So bereitete sich schon um die Jahrhundertwende die tief greifende Spaltung des Weltsozialismus vor; auf dem Parteitag der russischen Sozialdemokratie von \(1903\) zeigte sich bereits deutlich die Flügelbildung:
 
  • Eine Minderheit, nach dem russischen Wort für "weniger" (mensche) Menschewiken genannt, trat für eine langsame Umgestaltung der Gesellschaftsverhältnisse durch den Druck der für den Sozialismus gewonnenen Massen auf ihre Regierungen ein.
     
  • Demgegenüber stand die von Lenin geführte Parteitagsmehrheit, nach dem russischen Wort für "mehr" (bolsche) Bolschewiken genannt. Diese strebten eine sofortige radikale Änderung der Gesellschaftsordnung durch eine kommunistische Revolution an. Ziel einer solchen Revolution wäre eine klassenlose Gesellschaft. Die Revolution in Gang bringen sollte eine disziplinierte Kaderpartei von Berufsrevolutionären.
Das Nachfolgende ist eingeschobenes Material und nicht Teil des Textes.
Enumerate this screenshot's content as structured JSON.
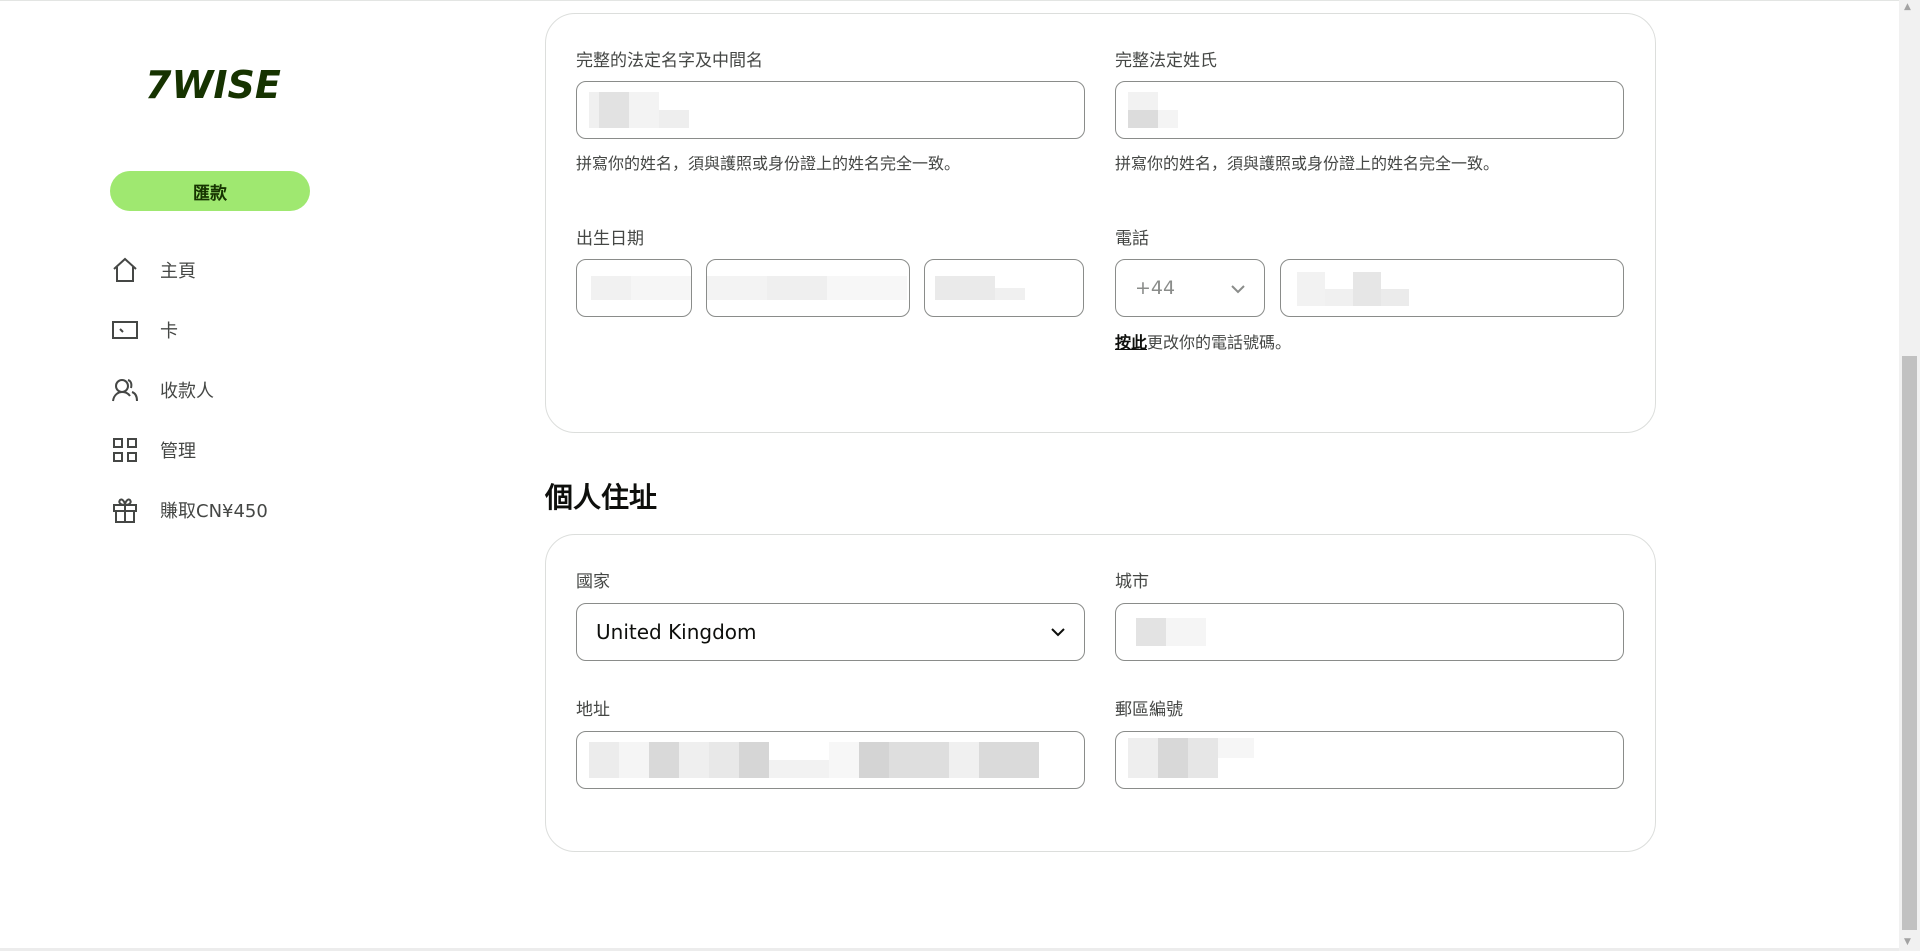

Die verschiedenen revolutionären Gruppen und die weit verbreitete Unzufriedenheit mit den herrschenden Verhältnissen schufen in Russland ein Klima dauernder Spannungen: Streiks, Attentate auf den Zaren und nationale Erhebungen nichtrussischer Völker erschütterten Russland in den Jahrzehnten vor dem Ersten Weltkrieg.
 
Die russische Niederlage im Krieg mit Japan \(1905\) löste, verbunden mit den sehr schlechten Lebensbedingungen, bereits \(1905\) eine Revolution aus:
 
In den großen Städten wählten die Arbeiter spontan Vertretungen (russisch: Sowjets = Räte). Als sich die Streikbewegung zum Generalstreik entwickelte und der Moskauer Sowjet zum bewaffneten Aufstand aufrief, schlugen jedoch zarentreue Regimenter den Aufstand nieder.
 
Unter dem Eindruck dieser Ereignisse war zwar Zar Nikolaus II. (\(1894\) bis \(1917\)) gezwungen worden, eine Verfassung zu erlassen, welche die Errichtung einer Volksvertretung, der Duma, einschloss; diese hatte allerdings nach der Niederwerfung der Revolution keinerlei politische Rechte mehr; die politische Opposition wurde nun stärker denn je unterdrückt, die Sowjets wieder aufgelöst.
 
Nach Ausbruch des Ersten Weltkrieges (\(1914\)) trat in Russland wie in allen beteiligten Staaten zunächst jene Kriegsbegeisterung auf, die die inneren Gegensätze vorübergehend zurücktreten ließ. Diese Begeisterung aber klang rasch ab: die Anfangserfolge der Mittelmächte (Militärbündnis zwischen dem Deutschen Reich, Österreich-Ungarn und später auch dem Osmanischen Reich und Bulgarien) - verbunden mit großen territorialen Einbußen für Russland -, die schweren Menschenverluste an den Fronten und dazu die rapide Verschlechterung der Versorgungslage verstärkten bei der enttäuschten Bevölkerung rasch den Eindruck, der Zar und die Regierung hätten versagt.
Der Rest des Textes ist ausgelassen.